|Budget Amount *help
¥7,700,000 (Direct Cost : ¥7,700,000)
Fiscal Year 1997 : ¥2,300,000 (Direct Cost : ¥2,300,000)
Fiscal Year 1996 : ¥5,400,000 (Direct Cost : ¥5,400,000)
Phosphoinositide-specific phospholipase C (PLC) is a key enzyme in signal transduction. In the present study, we examined the property of PLC isozymes in human brains using the methods of chromatofocusing and gel filtration chromatography, and investigated their changes in Alzheimer's disease (AD) brains. Chromatofocusing profile of human brain PLC activity on a Mono P HR column demonstrated that PLC-gamma1 exhibiting isoelectric point values of 5.2 and PLC-delta1 exhibiting isoelectric point values of 5.2 and 4.6 are partly overlapped in their elution. In contrast, the elution profile of control and AD brain PLC on a Superdex 200 pg column gel filtration chromatography indicated that PLC-gamma1 and PLC-delta1 can be separated with the elution position having a molecular weight of about 240,000 and 140,000, respectively, in human brain. Using this gel filtration chromatography it was revealed that the PLC-gamma1 activity was significantly decreased and the PLC-delta1 activity was significantly increased in AD brains compared with controls. These results suggest that the PLC isozymes are differentially involved in AD.

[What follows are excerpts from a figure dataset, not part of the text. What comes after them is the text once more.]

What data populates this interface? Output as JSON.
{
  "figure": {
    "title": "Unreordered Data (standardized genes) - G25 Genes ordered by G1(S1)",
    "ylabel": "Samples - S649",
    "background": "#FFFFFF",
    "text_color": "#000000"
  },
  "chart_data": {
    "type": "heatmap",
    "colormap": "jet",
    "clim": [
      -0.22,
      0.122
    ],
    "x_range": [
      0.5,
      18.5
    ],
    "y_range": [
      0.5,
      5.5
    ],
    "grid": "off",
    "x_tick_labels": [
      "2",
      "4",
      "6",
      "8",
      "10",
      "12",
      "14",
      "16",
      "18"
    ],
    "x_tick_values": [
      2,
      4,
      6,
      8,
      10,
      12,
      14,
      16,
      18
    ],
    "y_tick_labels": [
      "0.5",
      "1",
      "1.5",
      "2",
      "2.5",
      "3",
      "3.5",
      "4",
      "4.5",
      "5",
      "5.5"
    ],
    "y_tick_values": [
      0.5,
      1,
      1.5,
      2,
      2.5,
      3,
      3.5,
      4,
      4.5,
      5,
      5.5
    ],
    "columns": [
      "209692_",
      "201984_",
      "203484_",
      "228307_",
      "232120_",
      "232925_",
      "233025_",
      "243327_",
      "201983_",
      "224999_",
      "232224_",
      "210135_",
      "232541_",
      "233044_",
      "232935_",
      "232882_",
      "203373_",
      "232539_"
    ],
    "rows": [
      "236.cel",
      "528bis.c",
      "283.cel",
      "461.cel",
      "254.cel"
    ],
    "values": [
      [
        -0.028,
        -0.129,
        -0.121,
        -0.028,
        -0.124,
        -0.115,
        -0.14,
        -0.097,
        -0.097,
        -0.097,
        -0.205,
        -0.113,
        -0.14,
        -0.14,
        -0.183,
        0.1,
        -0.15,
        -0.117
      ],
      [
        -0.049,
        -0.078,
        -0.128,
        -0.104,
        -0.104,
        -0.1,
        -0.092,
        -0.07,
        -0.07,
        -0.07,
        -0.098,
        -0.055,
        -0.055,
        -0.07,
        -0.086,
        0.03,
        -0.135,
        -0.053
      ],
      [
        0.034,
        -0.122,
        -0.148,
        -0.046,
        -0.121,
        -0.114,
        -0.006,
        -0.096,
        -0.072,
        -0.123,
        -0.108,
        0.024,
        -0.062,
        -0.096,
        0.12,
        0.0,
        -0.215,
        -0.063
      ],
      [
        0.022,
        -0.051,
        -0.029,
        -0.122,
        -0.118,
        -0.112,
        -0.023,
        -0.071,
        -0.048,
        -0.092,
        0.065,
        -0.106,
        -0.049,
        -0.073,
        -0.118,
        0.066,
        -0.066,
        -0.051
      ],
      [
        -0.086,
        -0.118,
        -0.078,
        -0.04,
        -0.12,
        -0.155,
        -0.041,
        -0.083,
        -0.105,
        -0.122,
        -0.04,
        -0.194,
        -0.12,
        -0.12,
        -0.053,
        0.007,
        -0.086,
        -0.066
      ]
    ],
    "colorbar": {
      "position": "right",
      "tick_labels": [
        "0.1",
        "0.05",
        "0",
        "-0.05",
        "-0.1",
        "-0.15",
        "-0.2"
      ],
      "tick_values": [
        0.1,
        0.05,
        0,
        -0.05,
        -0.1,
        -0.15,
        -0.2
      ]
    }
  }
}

PLC-delta1 binds to both phosphatidylinositol 4,5-bisphosphate (PtdIns (4,5) P_2) and inositol 1,4,5-trisphosphate (Ins (1,4,5)P_3) with a high affinity via its pleckstrin homology (PH) domain. We found a missense mutation in the region encoding the C-terminal PH domain of the human PLC-delta1. This is also the first report of a mutation in the human PLC genes. A single base substitution (G to A) causes the amino acid replacement, Arg105 to His.Site-directed mutagenesis of the glutathione-S-transferase (GST)/PLC-delta1 fusion protein changing Arg105 to His resulted in a four-fold decrease in the affinity of specific Ins (1,4,5)P_3 binding and a reduction in PtdIns (4,5)P_2 hydrolysing activity to about 40% of that of the wild-type enzyme. This remarkable loss of function can be interpreted in terms of a conformational change in the PH domain.